Santa María la Ribera
La casa de Sabino 160, en la colonia Santa María la Ribera, fue uno de los refugios de mi juventud. La historia de cómo mi tía Berta Álvarez Icaza se hizo de la propiedad merece una historia aparte. A los 15 años, en las calles de Chopo de la misma colonia, adquirí un vicio terapéutico, con perdón del oxímoron, que aun practico: los baños de vapor. En otra de sus calles tuve una novia sui generis porque como era virgen y así quería llegar al matrimonio, permitió que su tía calmara mis urgencias sexuales, aunque lo raro del asunto estuvo en que la tía le dijo que espiara nuestros agasajos para que aprendiera el arte de copular sin meter las manos, por así decirlo. Por varios años caminé casi todas sus calles de noche y de día, y digo casi todas porque los jóvenes de bien evitábamos la avenida Nonoalco que era el territorio de los malandros de entonces, una blanca palomilla de desarrapados si los comparamos con las pandillas actuales. Naturalmente el quiosco morisco de la Alameda fue el punto de encuentro con los amigos y el paraguas que cobijó los fajes ocasionales, las primeras fumadas de tabaco y los primeros tragos clandestinos de Bacardí Blanco. En ese tiempo vi todas las películas que pasaron en el cine Magestic porque mi madre era la encargada de vigilar la taquilla por parte de la Columbia Pictures, la distribuidora gringa de todo el cine que se exhibía en México. Ya en otra época, en la avenida San Cosme, los golpeadores del grupo ultra cristiano, Pro Vida, me secuestró por unos artículos que escribí en La Jornada sobre mis tiempos de seminarista. Años más tarde, gracias al romance que tenía con una alumna de Ludwik Margules, en el Foro de la Ribera, frecuenté todas las cantinas del barrio. Finalmente, cuando dejé de vivir en la ciudad de México, el Hotel Gilbert fue mi domicilio por una década, hasta que el olor a puta se hizo insoportable.

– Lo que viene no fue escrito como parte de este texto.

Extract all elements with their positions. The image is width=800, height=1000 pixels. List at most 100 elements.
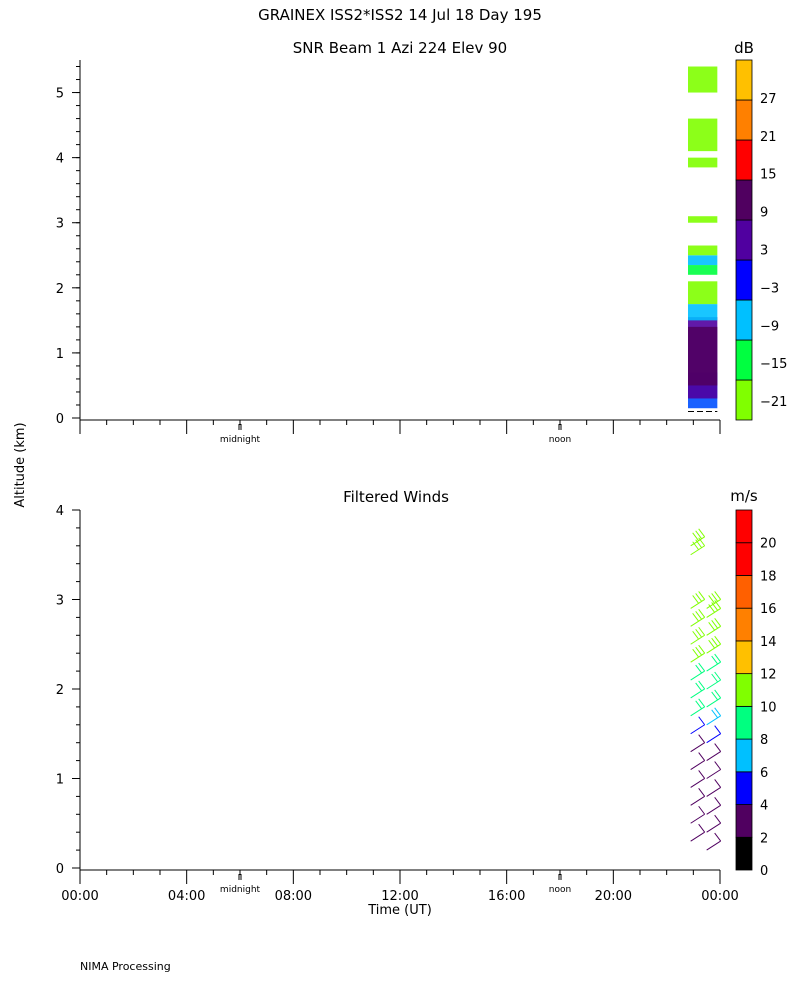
wind-barb-shaft (690, 670, 705, 681)
wind-barb (690, 537, 706, 556)
wind-barb-feather (711, 709, 719, 719)
wind-barb-feather (698, 680, 706, 690)
wind-barb-feather (698, 752, 706, 761)
x-tick-label: 20:00 (595, 889, 632, 904)
snr-layer-cell (688, 216, 718, 223)
colorbar-segment (735, 509, 753, 544)
footer-text: NIMA Processing (80, 960, 171, 973)
wind-barb-shaft (690, 634, 705, 645)
wind-barb (690, 752, 706, 770)
snr-layer-cell (688, 326, 718, 386)
wind-barb (690, 528, 706, 547)
colorbar-tick-label: −9 (760, 319, 779, 334)
y-tick-label: 4 (56, 504, 64, 519)
wind-barb (706, 796, 722, 815)
wind-barb-shaft (706, 625, 721, 636)
wind-barb (706, 779, 722, 797)
wind-barb-feather (695, 700, 703, 710)
wind-barb-shaft (706, 804, 721, 815)
wind-barb-feather (714, 635, 722, 645)
wind-barb (690, 662, 706, 681)
wind-barb-shaft (690, 616, 705, 627)
colorbar-segment (735, 771, 753, 805)
colorbar-tick-label: 18 (760, 569, 777, 584)
colorbar-tick-label: 12 (760, 668, 777, 683)
wind-barb-feather (698, 734, 706, 743)
wind-barb (690, 680, 706, 699)
wind-barb (690, 698, 706, 717)
y-tick-label: 2 (56, 683, 64, 698)
wind-barb-feather (695, 646, 703, 656)
wind-barb-shaft (706, 697, 721, 708)
wind-barb (690, 823, 706, 842)
x-axis-label: Time (UT) (367, 903, 432, 918)
wind-barb-shaft (706, 715, 721, 726)
wind-barb-feather (714, 671, 722, 681)
wind-barb (706, 653, 722, 672)
colorbar-segment (735, 59, 753, 101)
wind-barb (706, 635, 722, 654)
colorbar-tick-label: 3 (760, 243, 768, 258)
wind-barb-feather (714, 591, 722, 600)
colorbar-segment (735, 673, 753, 707)
wind-barb-feather (692, 648, 700, 658)
wind-barb-feather (714, 653, 722, 663)
y-tick-label: 1 (56, 347, 64, 362)
wind-barb (690, 644, 706, 663)
wind-barb-feather (714, 761, 722, 770)
colorbar-segment (735, 179, 753, 221)
day-marker-label: noon (549, 435, 571, 445)
wind-barb (690, 609, 706, 627)
colorbar-segment (735, 542, 753, 576)
wind-barb-shaft (706, 769, 721, 779)
wind-barb-shaft (706, 822, 721, 833)
colorbar-tick-label: 0 (760, 864, 768, 879)
wind-barb-feather (714, 814, 722, 824)
colorbar-segment (735, 804, 753, 838)
colorbar-segment (735, 259, 753, 301)
wind-barb (690, 716, 706, 735)
wind-barb-shaft (690, 599, 705, 609)
wind-barb-feather (714, 779, 722, 788)
x-tick-label: 12:00 (381, 889, 418, 904)
colorbar-tick-label: 14 (760, 635, 777, 650)
x-tick-label: 00:00 (701, 889, 738, 904)
wind-barb-feather (698, 788, 706, 797)
colorbar-segment (735, 705, 753, 740)
wind-barb (690, 734, 706, 753)
wind-barb-shaft (690, 688, 705, 699)
snr-layer-cell (688, 245, 718, 256)
wind-barb-shaft (706, 840, 721, 851)
wind-barb (706, 832, 722, 851)
colorbar-tick-label: −3 (760, 281, 779, 296)
colorbar-segment (735, 219, 753, 261)
wind-barb-shaft (706, 751, 721, 762)
wind-barb-shaft (706, 679, 721, 690)
winds-colorbar-unit: m/s (730, 487, 758, 505)
wind-barb-feather (698, 770, 706, 779)
day-marker-label: midnight (220, 885, 261, 895)
wind-barb (706, 617, 722, 636)
wind-barb-feather (714, 832, 722, 842)
day-marker-label: noon (549, 885, 571, 895)
wind-barb-feather (708, 639, 716, 649)
wind-barb-shaft (690, 724, 705, 735)
wind-barb-shaft (706, 786, 721, 797)
wind-barb-feather (714, 743, 722, 752)
shared-ylabel: Altitude (km) (13, 422, 28, 507)
wind-barb-feather (698, 528, 706, 538)
wind-barb-shaft (706, 733, 721, 744)
wind-barb-feather (711, 691, 719, 701)
colorbar-tick-label: 16 (760, 602, 777, 617)
wind-barb (706, 707, 722, 726)
wind-barb-shaft (690, 778, 705, 788)
wind-barb-feather (708, 595, 716, 604)
snr-layer-cell (688, 157, 718, 168)
wind-barb-shaft (690, 652, 705, 663)
wind-barb-feather (692, 630, 700, 640)
wind-barb-feather (695, 628, 703, 638)
colorbar-segment (735, 299, 753, 341)
wind-barb-feather (695, 593, 703, 602)
y-tick-label: 0 (56, 412, 64, 427)
snr-layer-cell (688, 304, 718, 321)
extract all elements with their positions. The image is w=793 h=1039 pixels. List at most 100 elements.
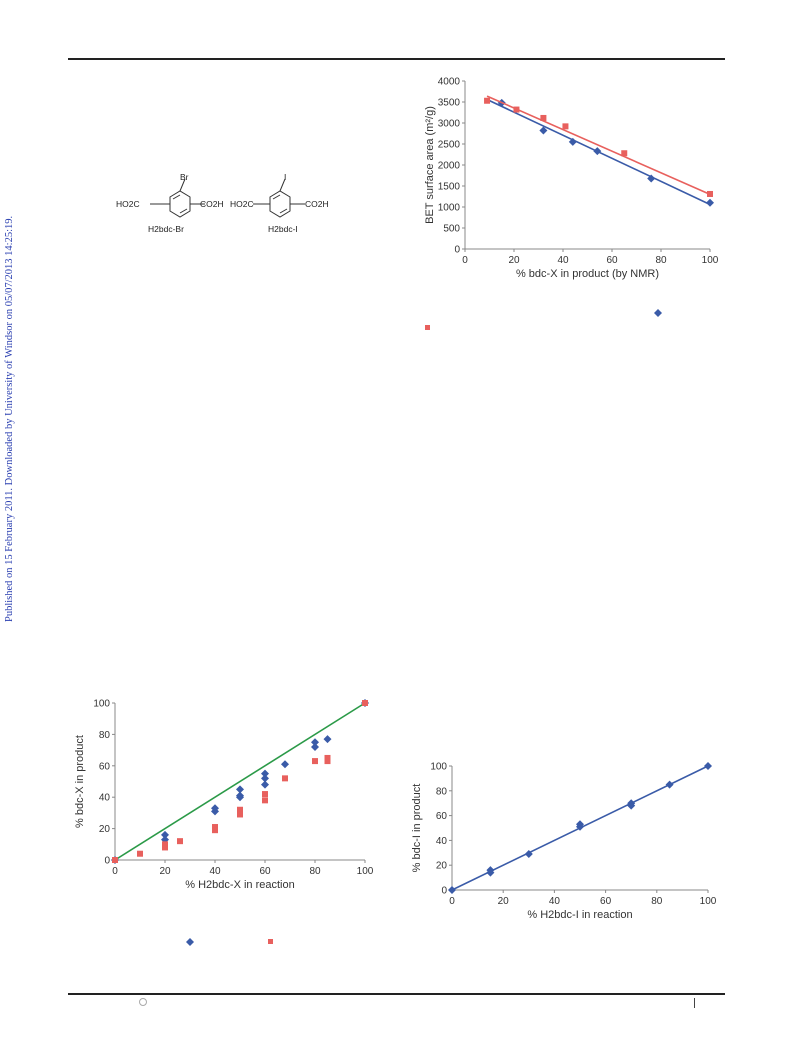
fit-line: [486, 95, 711, 196]
x-tick-label: 40: [209, 866, 221, 877]
data-point: [212, 824, 218, 831]
data-point: [539, 126, 548, 135]
data-point: [593, 147, 602, 156]
data-point: [706, 198, 714, 207]
x-tick-label: 40: [549, 896, 561, 907]
data-point: [362, 700, 368, 706]
y-tick-label: 0: [454, 245, 460, 256]
x-tick-label: 80: [651, 896, 663, 907]
br-substituent: Br: [180, 172, 189, 182]
x-tick-label: 20: [159, 866, 171, 877]
x-tick-label: 20: [498, 896, 510, 907]
data-point: [562, 123, 569, 130]
x-tick-label: 20: [508, 255, 520, 266]
data-point: [281, 760, 289, 769]
data-point: [323, 735, 332, 744]
y-tick-label: 20: [436, 861, 448, 872]
data-point: [211, 807, 219, 816]
data-point: [448, 886, 456, 894]
footer-divider: [694, 998, 695, 1008]
data-point: [576, 822, 584, 831]
br-right-acid: CO2H: [200, 199, 224, 209]
chemical-structures: [150, 178, 305, 218]
x-axis-label: % bdc-X in product (by NMR): [516, 268, 659, 280]
data-point: [311, 738, 319, 747]
data-point: [161, 830, 169, 839]
data-point: [324, 758, 331, 765]
bdc-i-incorporation-chart: 0 20 40 60 80 100 0 20 40 60 80 100 % H2bdc-I in rea…: [411, 762, 717, 922]
data-point: [262, 797, 268, 804]
bottom-rule: [68, 993, 725, 995]
x-tick-label: 0: [462, 255, 468, 266]
legend-blue-diamond-1: [654, 309, 662, 317]
reference-line: [114, 702, 366, 861]
data-point: [162, 841, 168, 848]
y-tick-label: 3500: [438, 98, 461, 109]
data-point: [237, 811, 243, 818]
data-point: [236, 793, 244, 802]
y-tick-label: 3000: [438, 119, 461, 130]
data-point: [324, 754, 331, 761]
data-point: [704, 762, 712, 770]
x-tick-label: 60: [259, 866, 271, 877]
data-point: [261, 780, 269, 789]
y-tick-label: 100: [93, 699, 110, 710]
x-tick-label: 0: [449, 896, 455, 907]
y-tick-label: 2000: [438, 161, 461, 172]
data-point: [261, 769, 269, 778]
y-tick-label: 60: [436, 811, 448, 822]
y-tick-label: 80: [99, 730, 111, 741]
y-tick-label: 100: [430, 762, 447, 773]
data-point: [262, 791, 268, 798]
data-point: [568, 137, 577, 146]
x-tick-label: 60: [606, 255, 618, 266]
y-tick-label: 60: [99, 761, 111, 772]
y-tick-label: 1000: [438, 203, 461, 214]
y-axis-label: % bdc-X in product: [74, 735, 86, 828]
x-tick-label: 100: [357, 866, 374, 877]
bet-surface-area-chart: 0 500 1000 1500 2000 2500 3000 3500 4000 0 20 40 60 8…: [424, 77, 719, 281]
data-point: [282, 775, 288, 782]
y-tick-label: 0: [104, 856, 110, 867]
data-point: [665, 780, 674, 789]
data-point: [312, 758, 318, 765]
top-rule: [68, 58, 725, 60]
x-tick-label: 80: [655, 255, 667, 266]
x-tick-label: 100: [700, 896, 717, 907]
footer-circle-icon: [139, 998, 147, 1006]
y-axis-label: BET surface area (m²/g): [424, 106, 436, 224]
i-label: H2bdc-I: [268, 224, 298, 234]
y-tick-label: 40: [99, 793, 111, 804]
y-tick-label: 40: [436, 836, 448, 847]
data-point: [524, 850, 533, 859]
y-tick-label: 500: [443, 224, 460, 235]
x-tick-label: 60: [600, 896, 612, 907]
y-tick-label: 4000: [438, 77, 461, 88]
data-point: [647, 174, 656, 183]
data-point: [540, 114, 547, 121]
y-tick-label: 80: [436, 786, 448, 797]
i-right-acid: CO2H: [305, 199, 329, 209]
publication-sidebar: Published on 15 February 2011. Downloade…: [4, 215, 15, 622]
data-point: [707, 190, 713, 197]
data-point: [627, 801, 636, 810]
data-point: [261, 774, 269, 783]
data-point: [212, 827, 218, 834]
x-axis-label: % H2bdc-I in reaction: [527, 909, 632, 921]
data-point: [311, 742, 319, 751]
data-point: [237, 806, 243, 813]
br-left-acid: HO2C: [116, 199, 140, 209]
legend-red-square-2: [268, 939, 273, 944]
i-left-acid: HO2C: [230, 199, 254, 209]
y-axis-label: % bdc-I in product: [411, 784, 423, 873]
y-tick-label: 2500: [438, 140, 461, 151]
y-tick-label: 0: [441, 886, 447, 897]
bdc-x-incorporation-chart: 0 20 40 60 80 100 0 20 40 60 80 100 % H2bdc-X in rea…: [74, 699, 374, 892]
x-tick-label: 40: [557, 255, 569, 266]
data-point: [162, 844, 168, 851]
x-axis-label: % H2bdc-X in reaction: [185, 879, 294, 891]
i-substituent: I: [284, 172, 287, 182]
data-point: [484, 97, 491, 104]
br-label: H2bdc-Br: [148, 224, 184, 234]
legend-blue-diamond-2: [186, 938, 194, 946]
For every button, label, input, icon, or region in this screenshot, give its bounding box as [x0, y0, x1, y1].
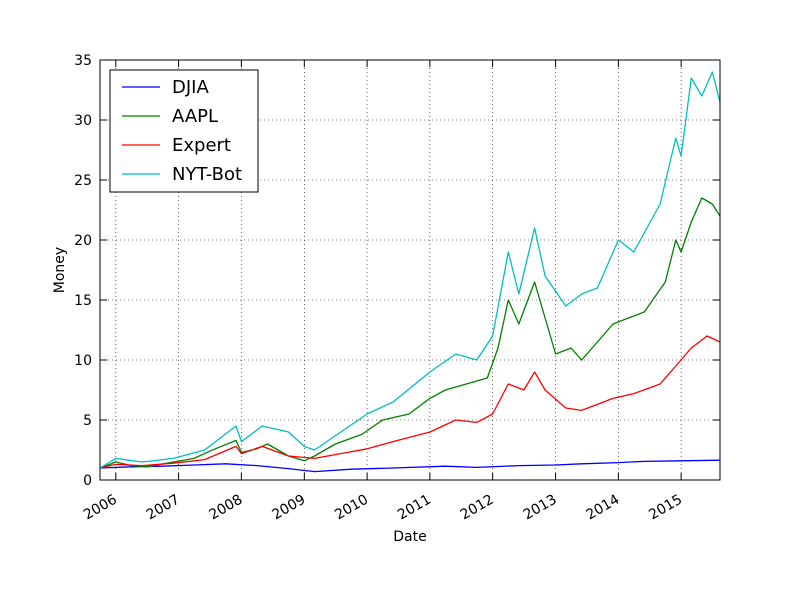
y-tick-label: 0 — [83, 473, 92, 489]
y-tick-label: 5 — [83, 413, 92, 429]
series-line-nyt-bot — [99, 71, 721, 469]
legend-entry: DJIA — [172, 77, 209, 98]
grid-lines — [100, 60, 720, 480]
y-tick-label: 30 — [74, 113, 92, 129]
legend-entry: AAPL — [172, 106, 218, 127]
y-tick-label: 15 — [74, 293, 92, 309]
x-axis-label: Date — [393, 529, 426, 545]
plot-frame — [99, 59, 721, 481]
legend: DJIA AAPL Expert NYT-Bot — [109, 69, 259, 193]
y-tick-label: 25 — [74, 173, 92, 189]
y-axis-label: Money — [52, 247, 68, 293]
y-tick-label: 20 — [74, 233, 92, 249]
y-tick-label: 35 — [74, 53, 92, 69]
legend-entry: Expert — [172, 135, 231, 156]
series-layer — [99, 71, 721, 473]
series-line-aapl — [99, 197, 721, 469]
legend-entry: NYT-Bot — [172, 164, 242, 185]
y-tick-label: 10 — [74, 353, 92, 369]
legend-box — [109, 69, 259, 193]
series-line-djia — [99, 459, 721, 473]
series-line-expert — [99, 335, 721, 469]
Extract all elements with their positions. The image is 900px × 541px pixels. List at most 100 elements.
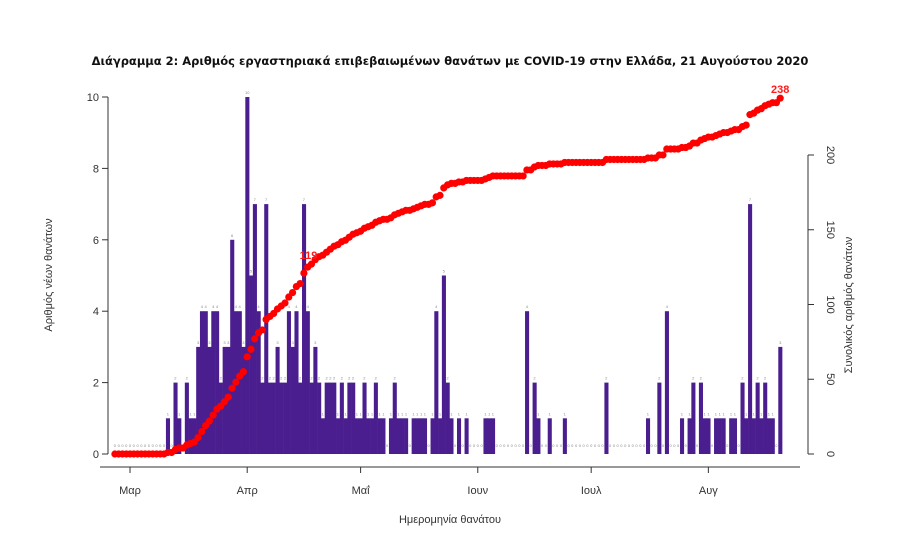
bar — [177, 418, 182, 454]
chart-title: Διάγραμμα 2: Αριθμός εργαστηριακά επιβεβ… — [92, 54, 809, 68]
bar — [415, 418, 420, 454]
bar — [203, 311, 208, 454]
cumulative-line-layer — [111, 94, 784, 458]
bar-value-label: 1 — [416, 411, 419, 416]
bar-value-label: 1 — [359, 411, 362, 416]
bar-value-label: 0 — [575, 443, 578, 448]
cumulative-point — [659, 151, 667, 159]
bar — [430, 418, 435, 454]
bar — [438, 418, 443, 454]
bar — [256, 311, 261, 454]
bar-value-label: 2 — [186, 376, 189, 381]
bar — [766, 418, 772, 454]
bar-value-label: 2 — [352, 376, 355, 381]
bar — [317, 382, 322, 454]
bar — [199, 311, 205, 454]
bar-value-label: 1 — [715, 411, 718, 416]
bar — [336, 418, 341, 454]
bar-value-label: 2 — [363, 376, 366, 381]
x-tick-label: Ιουλ — [581, 485, 602, 497]
x-tick-label: Μαρ — [119, 485, 141, 497]
bar — [218, 382, 223, 454]
bar — [358, 418, 363, 454]
bar-value-label: 1 — [647, 411, 650, 416]
y2-tick-label: 200 — [824, 146, 836, 164]
bar-value-label: 0 — [620, 443, 623, 448]
bar-value-label: 0 — [594, 443, 597, 448]
bar-value-label: 2 — [692, 376, 695, 381]
cumulative-point — [251, 335, 259, 343]
bar-value-label: 7 — [265, 197, 268, 202]
bar-value-label: 1 — [401, 411, 404, 416]
bar — [604, 382, 609, 454]
cumulative-point — [300, 269, 308, 277]
x-tick-label: Απρ — [237, 485, 258, 497]
y2-axis-label: Συνολικός αριθμός θανάτων — [843, 236, 855, 373]
bar-value-label: 1 — [390, 411, 393, 416]
bar-value-label: 0 — [662, 443, 665, 448]
bar-value-label: 1 — [772, 411, 775, 416]
bar-value-label: 2 — [605, 376, 608, 381]
bar-value-label: 0 — [685, 443, 688, 448]
cumulative-point — [519, 172, 527, 180]
x-tick-label: Αυγ — [699, 485, 718, 497]
bar-value-label: 4 — [666, 304, 669, 309]
y-tick-label: 8 — [93, 163, 99, 175]
cumulative-point — [205, 417, 213, 425]
annotation-label: 119 — [300, 250, 318, 262]
bar — [456, 418, 462, 454]
bar-value-label: 2 — [348, 376, 351, 381]
bar-value-label: 0 — [601, 443, 604, 448]
bar — [192, 418, 197, 454]
bar — [400, 418, 405, 454]
bar-value-label: 0 — [624, 443, 627, 448]
bar — [196, 346, 201, 454]
bar — [748, 204, 753, 454]
bar — [714, 418, 719, 454]
bar-value-label: 0 — [477, 443, 480, 448]
bar-value-label: 1 — [356, 411, 359, 416]
bar — [422, 418, 428, 454]
bar-value-label: 1 — [488, 411, 491, 416]
bar-value-label: 0 — [775, 443, 778, 448]
bar — [362, 382, 367, 454]
bar — [729, 418, 734, 454]
bar-value-label: 1 — [537, 411, 540, 416]
bar-value-label: 0 — [711, 443, 714, 448]
bar — [434, 311, 439, 454]
bar — [354, 418, 360, 454]
bar-value-label: 4 — [257, 304, 260, 309]
bar-value-label: 1 — [492, 411, 495, 416]
bar — [339, 382, 344, 454]
bar-value-label: 1 — [719, 411, 722, 416]
bar-value-label: 1 — [722, 411, 725, 416]
bar-value-label: 2 — [764, 376, 767, 381]
bar-value-label: 2 — [299, 376, 302, 381]
bar-value-label: 0 — [590, 443, 593, 448]
annotation-label: 238 — [771, 84, 789, 96]
cumulative-point — [194, 433, 202, 442]
bar-value-label: 7 — [254, 197, 257, 202]
bar — [404, 418, 409, 454]
bar-value-label: 0 — [530, 443, 533, 448]
bar — [381, 418, 386, 454]
bar-value-label: 0 — [518, 443, 521, 448]
y-axis-label: Αριθμός νέων θανάτων — [43, 218, 55, 332]
bar-value-label: 2 — [700, 376, 703, 381]
bar-value-label: 0 — [409, 443, 412, 448]
bar — [562, 418, 567, 454]
cumulative-point — [228, 384, 236, 392]
bar-value-label: 1 — [681, 411, 684, 416]
bar — [547, 418, 552, 454]
bar-value-label: 2 — [174, 376, 177, 381]
bar-value-label: 0 — [639, 443, 642, 448]
bar-value-label: 1 — [189, 411, 192, 416]
bar-value-label: 0 — [121, 443, 124, 448]
bar — [302, 204, 307, 454]
bar — [267, 382, 273, 454]
bar — [351, 382, 356, 454]
bar-value-label: 1 — [688, 411, 691, 416]
bar-value-label: 1 — [730, 411, 733, 416]
bar — [286, 311, 291, 454]
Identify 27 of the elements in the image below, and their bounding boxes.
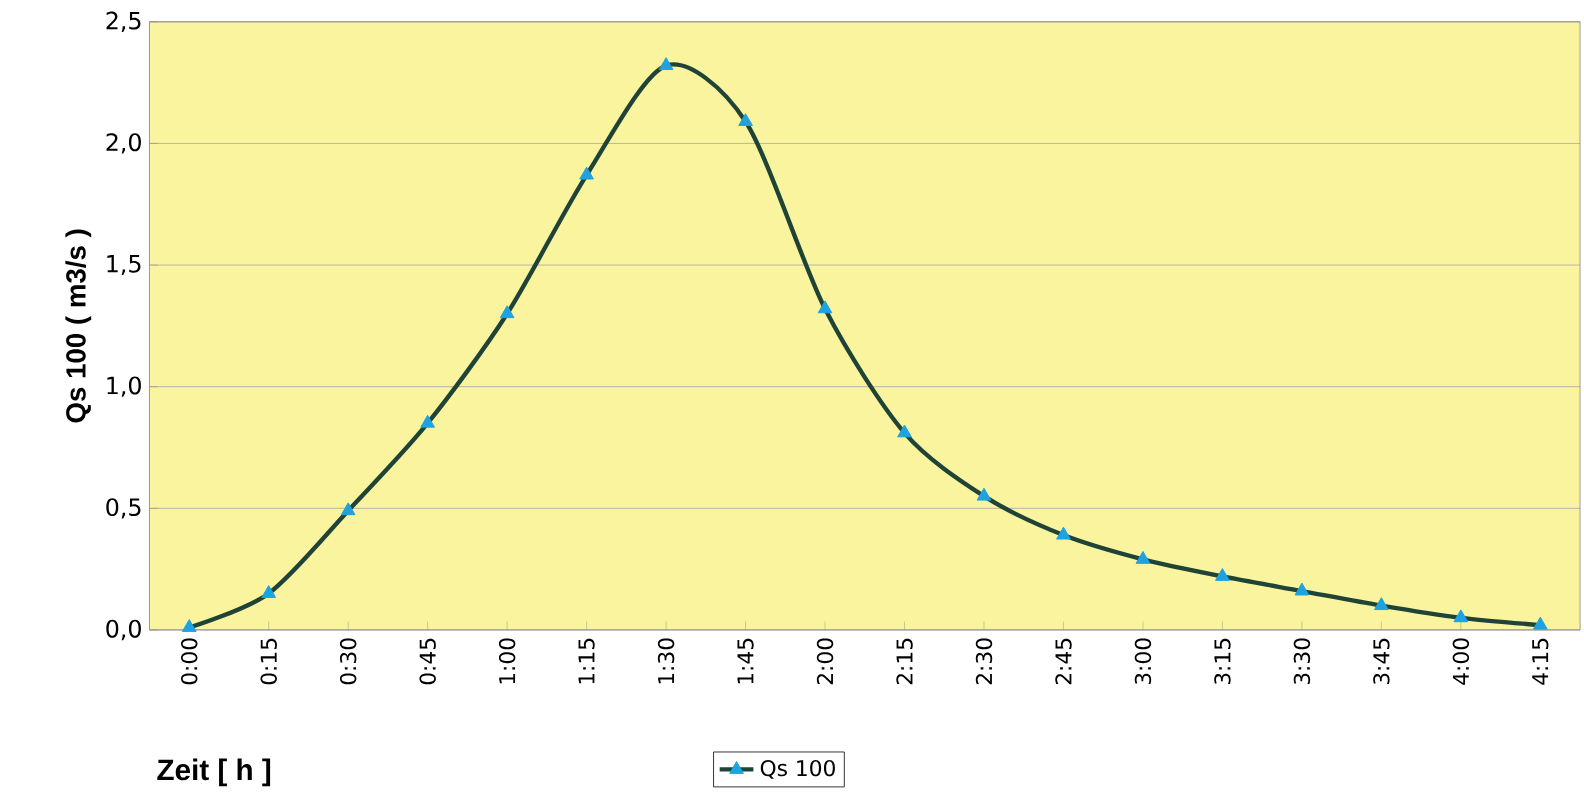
x-tick-label: 4:15 [1532, 638, 1549, 685]
x-axis-title: Zeit [ h ] [157, 758, 271, 787]
x-tick-label: 2:30 [975, 638, 993, 685]
x-tick-label: 0:30 [339, 638, 357, 685]
x-tick-label: 3:15 [1214, 638, 1231, 685]
x-tick-label: 1:00 [498, 638, 516, 684]
y-tick-label: 0,5 [106, 498, 141, 519]
x-tick-label: 3:30 [1293, 638, 1311, 685]
y-tick-label: 0,0 [106, 619, 141, 641]
x-tick-label: 0:15 [260, 638, 277, 685]
x-tick-label: 1:30 [657, 638, 675, 684]
x-tick-label: 2:45 [1055, 638, 1072, 685]
x-tick-label: 2:00 [816, 638, 834, 685]
x-tick-label: 1:15 [578, 638, 595, 684]
x-tick-label: 2:15 [896, 638, 913, 685]
y-tick-label: 1,0 [107, 376, 141, 397]
y-tick-label: 2,5 [106, 11, 141, 33]
x-tick-label: 3:45 [1373, 638, 1390, 685]
x-tick-label: 1:45 [737, 638, 754, 684]
x-tick-label: 0:00 [181, 638, 198, 685]
x-tick-label: 4:00 [1452, 638, 1470, 685]
x-tick-label: 0:45 [419, 638, 436, 685]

Cuando entré a los Encuentros Secretos de la Compañía Opcional de Guadalajara, pensé que vería la instalación escénica que hicieron sobre Guanatos, de manera que con los antecedentes relatados sobre Santa María la Rivera, imaginaran el gusto que me dio saber que el motivo de la visita era una de las colonia de mis amores, porque la otra es la Escandón. Con esa emoción leí de volada los datos del cuadernillo y comencé a recorrer las supuestas calles de la colonia, leyendo buena parte de los mensajes que escribieron los corresponsales de la investigación. Con las coordenadas de San Cosme e Insurgentes pude ubicar el resto del trazado urbano y busqué ahí las vivencias pasadas pero sólo había cubitos de plástico y figuritas de papel. Sin desaliento, puse atención al relato que acompañaba las acciones de Aristeo y otro camarada, sólo para percatarme que, o me concentraba en lo que decía la voz en off o seguía la faena de los instaladores, porque ambas estaban desasociadas, ya que la voz contaba la historia de su hermana y los albañiles del acto simbólico cargaban plantas y las regaban. No entendí por qué las personas que hacían eso no eran las que contaban la historia, y la loca de la casa que es la mente, dedujo por su cuenta que acaso tenían terror de que los confundieran con actores.
Aquí debo confesar que desde tiempo atrás tengo gran bronca con el arte conceptual porque, salvo las excepciones a la Duchamp, en lo que he visto, que no es poco, el resultado siempre está por debajo de su discurso, de manera que para mí es pura retórica. Cuando los anfitriones de esta pieza escénica sacaron los gorros de payaso y los globos para conceptualizar el jolgorio de la colonia, sentí pena ajena y obligué a la loca de la mente a ver lo positivo del caso que, a mi juicio, consiste en la investigación de campo y en la relación que tienen con las personas del mundo real, no con esas raras criaturas de la ficción teatral. Para mi alivio, en la parte final, donde participa el público, el anecdotario animó la situación y a pesar de que había muy pocas personas de la ciudad de Querétaro, el convivio fue grato y la visita terminó positivamente. Entonces la loca y yo consideramos al unísono que todos tenemos derecho a la utopía y que cada quien puede buscarla como mejor le plazca. Y ya en la calle coincidimos en algo más: Cómo juzgar mal a ese angelito andante del Aristeo, sobre todo cuando él es de los que no niegan al teatro para buscar la forma de expandirlo.